Per entrare meglio in questa riflessione suggerisco due approfondimenti. Il primo riguarda il paragrafo 19 della Gaudium et Spes (1965), quando pone tra le cause dell’ateismo i credenti che in parole e opere “si deve dire piuttosto che nascondono e non che manifestano il genuino volto di Dio e della religione”. Il papa non cita la costituzione, ma questo contenuto del documento conciliare corrisponde a una parte della sua riflessione. Il secondo è il testo di Martin Buber cui il papa rinvia senza citarlo. Si tratta di un brano del volumetto intitolato Eclissi di Dio (Mondadori 1990), che potrebbe essere letto come il testamento di quel grande ebreo della nostra epoca: “Sì, la parola Dio è la parola più sovraccarica di tutto il linguaggio umano. Nessuna è stata talmente insudiciata e lacerata. Generazioni di uomini hanno scaricato il peso della loro vita angustiata su questa parola e l’hanno schiacciata al suolo; ora giace nella polvere e porta tutti i loro fardelli. Generazioni di uomini hanno lacerato questo nome con le loro divisioni in partiti religiosi; hanno ucciso e sono morti per questa idea e il nome di Dio porta tutte le loro impronte digitali e il loro sangue”.

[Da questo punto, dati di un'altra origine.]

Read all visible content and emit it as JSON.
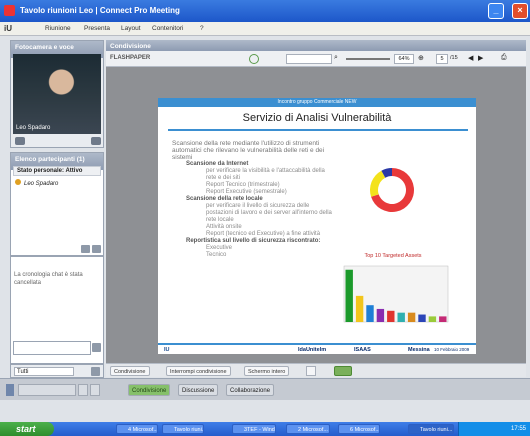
{
  "window": {
    "title": "Tavolo riunioni Leo | Connect Pro Meeting"
  },
  "menu": {
    "items": [
      "Riunione",
      "Presenta",
      "Layout",
      "Contenitori",
      "?"
    ]
  },
  "camera_pod": {
    "title": "Fotocamera e voce",
    "person_name": "Leo Spadaro"
  },
  "people_pod": {
    "title": "Elenco partecipanti (1)",
    "status_label": "Stato personale: Attivo",
    "participants": [
      "Leo Spadaro"
    ]
  },
  "chat_pod": {
    "message": "La cronologia chat è stata cancellata",
    "recipient": "Tutti"
  },
  "share_pod": {
    "title": "Condivisione",
    "brand": "FLASHPAPER",
    "zoom": "64%",
    "page": "5",
    "page_total": "/15"
  },
  "slide": {
    "top_banner": "Incontro gruppo Commerciale NEW",
    "title": "Servizio di Analisi Vulnerabilità",
    "intro": "Scansione della rete mediante l'utilizzo di strumenti automatici che rilevano le vulnerabilità delle reti e dei sistemi",
    "sections": [
      {
        "heading": "Scansione da Internet",
        "items": [
          "per verificare la visibilità e l'attaccabilità della rete e dei siti",
          "Report Tecnico (trimestrale)",
          "Report Executive (semestrale)"
        ]
      },
      {
        "heading": "Scansione della rete locale",
        "items": [
          "per verificare il livello di sicurezza delle postazioni di lavoro e dei server all'interno della rete locale",
          "Attività onsite",
          "Report (tecnico ed Executive) a fine attività"
        ]
      },
      {
        "heading": "Reportistica sul livello di sicurezza riscontrato:",
        "items": [
          "Executive",
          "Tecnico"
        ]
      }
    ],
    "chart_title": "Top 10 Targeted Assets",
    "footer_left": "IdaUnitelm",
    "footer_mid": "ISAAS",
    "footer_right": "Messina",
    "footer_date": "10 Febbraio 2009"
  },
  "chart_data": [
    {
      "type": "pie",
      "title": "",
      "slices": [
        {
          "label": "",
          "value": 70,
          "color": "#e8393a"
        },
        {
          "label": "",
          "value": 22,
          "color": "#f3e21b"
        },
        {
          "label": "",
          "value": 8,
          "color": "#2a39a6"
        }
      ]
    },
    {
      "type": "bar",
      "title": "Top 10 Targeted Assets",
      "categories": [
        "1",
        "2",
        "3",
        "4",
        "5",
        "6",
        "7",
        "8",
        "9",
        "10"
      ],
      "values": [
        28,
        14,
        9,
        7,
        6,
        5,
        5,
        4,
        3,
        3
      ],
      "colors": [
        "#1b9a2b",
        "#f2c51c",
        "#1f7fd6",
        "#8a2db0",
        "#e0342f",
        "#2fb0b0",
        "#d98b1e",
        "#2b45b8",
        "#9acb3a",
        "#c42a75"
      ]
    }
  ],
  "share_controls": {
    "buttons": [
      "Condivisione",
      "Interrompi condivisione",
      "Schermo intero"
    ]
  },
  "layout_bar": {
    "tabs": [
      "Condivisione",
      "Discussione",
      "Collaborazione"
    ]
  },
  "taskbar": {
    "start": "start",
    "tasks": [
      "4 Microsof...",
      "Tavolo riuni...",
      "3TEF - Wind...",
      "2 Microsof...",
      "6 Microsof...",
      "Tavolo riuni..."
    ],
    "clock": "17:55"
  }
}
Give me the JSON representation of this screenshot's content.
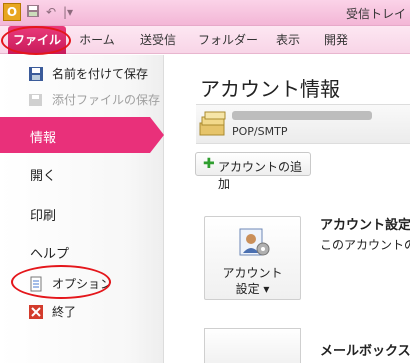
{
  "titlebar": {
    "app_icon": "O",
    "title": "受信トレイ"
  },
  "tabs": [
    {
      "label": "ファイル"
    },
    {
      "label": "ホーム"
    },
    {
      "label": "送受信"
    },
    {
      "label": "フォルダー"
    },
    {
      "label": "表示"
    },
    {
      "label": "開発"
    }
  ],
  "backstage": {
    "items": {
      "save_as": "名前を付けて保存",
      "save_attachments": "添付ファイルの保存",
      "info": "情報",
      "open": "開く",
      "print": "印刷",
      "help": "ヘルプ",
      "options": "オプション",
      "exit": "終了"
    }
  },
  "content": {
    "title": "アカウント情報",
    "account_type": "POP/SMTP",
    "add_account": "アカウントの追加",
    "settings_button_line1": "アカウント",
    "settings_button_line2": "設定 ▾",
    "settings_title": "アカウント設定",
    "settings_desc": "このアカウントの設",
    "mailbox_title": "メールボックスの"
  },
  "colors": {
    "accent": "#e9307a",
    "annotation": "#e4161b"
  }
}
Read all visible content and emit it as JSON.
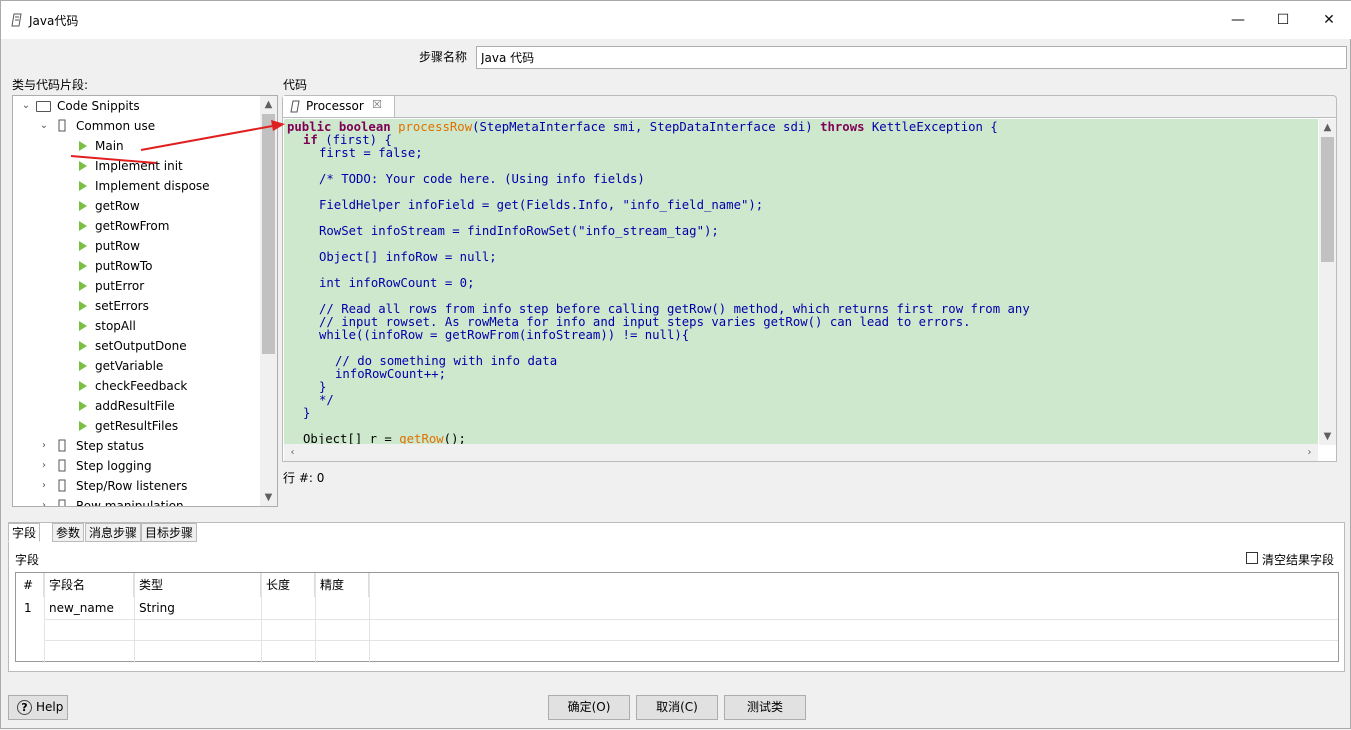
{
  "window": {
    "title": "Java代码",
    "minimize": "—",
    "maximize": "☐",
    "close": "✕"
  },
  "step": {
    "label": "步骤名称",
    "value": "Java 代码"
  },
  "labels": {
    "snippets": "类与代码片段:",
    "code": "代码",
    "row_num": "行 #: 0"
  },
  "tree": {
    "root": "Code Snippits",
    "common_use": "Common use",
    "items": [
      "Main",
      "Implement init",
      "Implement dispose",
      "getRow",
      "getRowFrom",
      "putRow",
      "putRowTo",
      "putError",
      "setErrors",
      "stopAll",
      "setOutputDone",
      "getVariable",
      "checkFeedback",
      "addResultFile",
      "getResultFiles"
    ],
    "groups": [
      "Step status",
      "Step logging",
      "Step/Row listeners",
      "Row manipulation"
    ]
  },
  "editor": {
    "tab": "Processor",
    "lines": {
      "l1_kw": "public boolean ",
      "l1_fn": "processRow",
      "l1_a": "(StepMetaInterface smi, StepDataInterface sdi) ",
      "l1_kw2": "throws",
      "l1_b": " KettleException {",
      "l2_kw": "if",
      "l2_a": " (first) {",
      "l3": "first = false;",
      "l4": "/* TODO: Your code here. (Using info fields)",
      "l5": "FieldHelper infoField = get(Fields.Info, \"info_field_name\");",
      "l6": "RowSet infoStream = findInfoRowSet(\"info_stream_tag\");",
      "l7": "Object[] infoRow = null;",
      "l8": "int infoRowCount = 0;",
      "l9": "// Read all rows from info step before calling getRow() method, which returns first row from any",
      "l10": "// input rowset. As rowMeta for info and input steps varies getRow() can lead to errors.",
      "l11": "while((infoRow = getRowFrom(infoStream)) != null){",
      "l12": "// do something with info data",
      "l13": "infoRowCount++;",
      "l14": "}",
      "l15": "*/",
      "l16": "}",
      "l17_a": "Object[] r = ",
      "l17_fn": "getRow",
      "l17_b": "();"
    }
  },
  "bottom": {
    "tabs": [
      "字段",
      "参数",
      "消息步骤",
      "目标步骤"
    ],
    "section": "字段",
    "clear_label": "清空结果字段",
    "columns": [
      "#",
      "字段名",
      "类型",
      "长度",
      "精度"
    ],
    "rows": [
      {
        "num": "1",
        "name": "new_name",
        "type": "String",
        "length": "",
        "precision": ""
      }
    ]
  },
  "buttons": {
    "help": "Help",
    "ok": "确定(O)",
    "cancel": "取消(C)",
    "test": "测试类"
  },
  "colors": {
    "code_bg": "#cde8cd",
    "keyword": "#7f0055",
    "method": "#e07000",
    "annotation": "#e02020",
    "snippet_icon": "#7ac143"
  }
}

Essendo il punto di partenza della riflessione papale l’invocazione del Padre nostro “Sia santificato il tuo nome”, e partendo egli dalla rivelazione del nome di Dio a Mosè, dobbiamo ritenere che quando parla di “abuso” Benedetto intenda lo strazio che di quel nome hanno fatto – innanzitutto – gli ebrei e i cristiani. Per stare ai cristiani, ben sappiamo che le guerre di religione furono proclamate in nome di Dio, i roghi furono accesi in nome di Dio, i ghetti degli ebrei e ogni altra vessazione verso di loro i cristiani la compirono in nome di Dio. Anche gli omosessuali venivano posti alla gogna e qualche volta bruciati in nome di Dio. In quelle due pagine c’è questa profondità. Proviamo a calarci in essa, miei visitatori.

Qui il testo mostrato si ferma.